Oficialmente, a Papua foi descoberta em 1526 pelo capitão Jorge de Meneses. Maravilhado pelas flores e plantas das quais nunca ouvira falar, pelos animais fabulosos “que parecem ter saído de livros os quais descrevem lugares distantes e fantásticos” e pelos nativos presos aos tempos antigos “com costumes e rituais arcaicos”, confessava no seu diário o dito navegador: “Apesar de amaldiçoar as chuvas incessantes que nos afastaram do nosso curso, dou graças à providência, visto que se não fosse por elas nunca teria chegado a esta terra”. Uns parágrafos adiante, acrescentava: “O nosso capelão tentou entender a religião deles e os meus homens mostraram-lhes algumas ferramentas que nunca tinham visto antes, posto que ainda utilizavam osso e pedra”. Mostra vontade Jorge de Meneses que “talvez, no futuro” toda aquela gente faça parte dos domínios da Coroa e “os nossos padres espalhem a verdadeira Fé entre eles”. Tece depois considerações acerca dos habitantes locais, com base nas informações prestadas pelos malaios da sua tripulação: “Parece que chamam as pessoas deste arquipélago de papua, o que significa ‘frisado’. Suponho que são chamados assim por causa do seu cabelo. Infelizmente, não tenho o tempo nem os recursos para me aventurar ilha adentro e devo-me contentar com pequenas expedições ao longo da costa. Espero que o clima melhore depressa e possamos deixar este arquipélago para cumprir o nosso dever. Nunca me esquecerei destas terras e, a partir de agora, baptizo este lugar de a Ilha de Papua”.

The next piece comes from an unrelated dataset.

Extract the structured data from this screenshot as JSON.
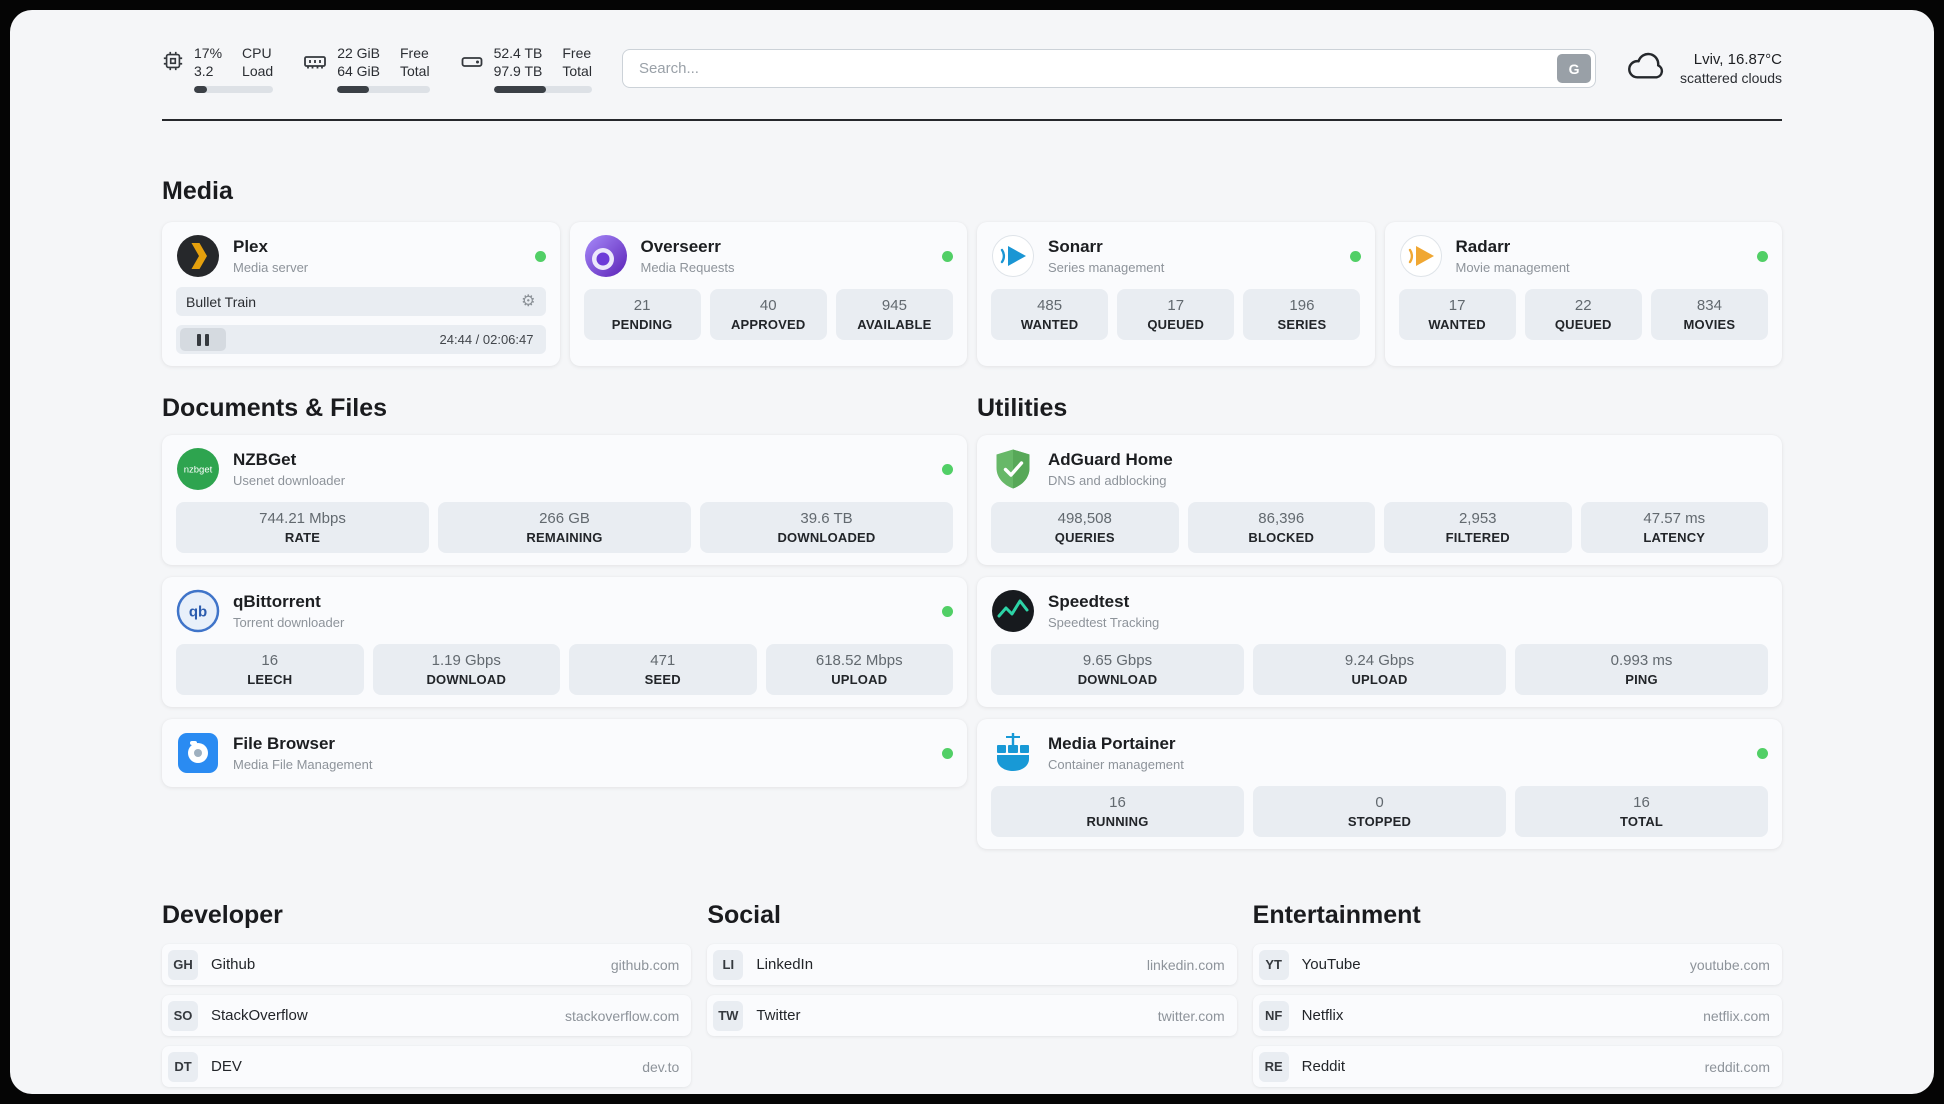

Apesar destes registos, a missão católica em Papua iniciar-se-á oficialmente em 1894 com a chegada de dois jesuítas à área hoje designada de Fakfak. Cedo o território fica sob a alçada dos Missionários do Sagrado Coração (MSC) que no início de 1900 destacam para ali um grupo de religiosos ao qual se juntam, pouco depois, missionários franciscanos. Em 1949, com o estabelecimento da Prefeitura Apostólica de Hollandia, futura diocese de Jayapura, estrutura-se a Igreja Católica. Contudo, o facto de não haver ali um bispo autóctone preocupava os papuas, desde sempre vítimas de violência, intimidação, pobreza e discriminação. Em vão procuravam algum tipo de reconhecimento, “difícil de obter junto das autoridades”. A sua única esperança era a Igreja Católica, mas para muitos esta estava “perto, mas longe”. Não sentiam a proximidade dos prelados indonésios para ali nomeados e em 2021 chegaram mesmo a emitir um voto de desconfiança, extensível à própria Conferência Episcopal da Indonésia. Exigiam a presença de bispos nativos “conhecedores da dinâmica geográfica, antropológica e social dos papuas”. Agora, esse desejo tornou-se uma realidade. A nomeação do bispo Matopai You é um forte sinal da Igreja Católica; uma medida “que ajudará a restaurar a confiança das crentes locais no clero”. No entanto, tal não significa que os católicos papuas advoguem qualquer tipo de política separatista. Simplesmente querem uma Igreja Católica “cada vez mais enraizada na cultura papua” e esperam do seu líder máximo local “compreensão da actual situação e das justas reivindicações sociais”.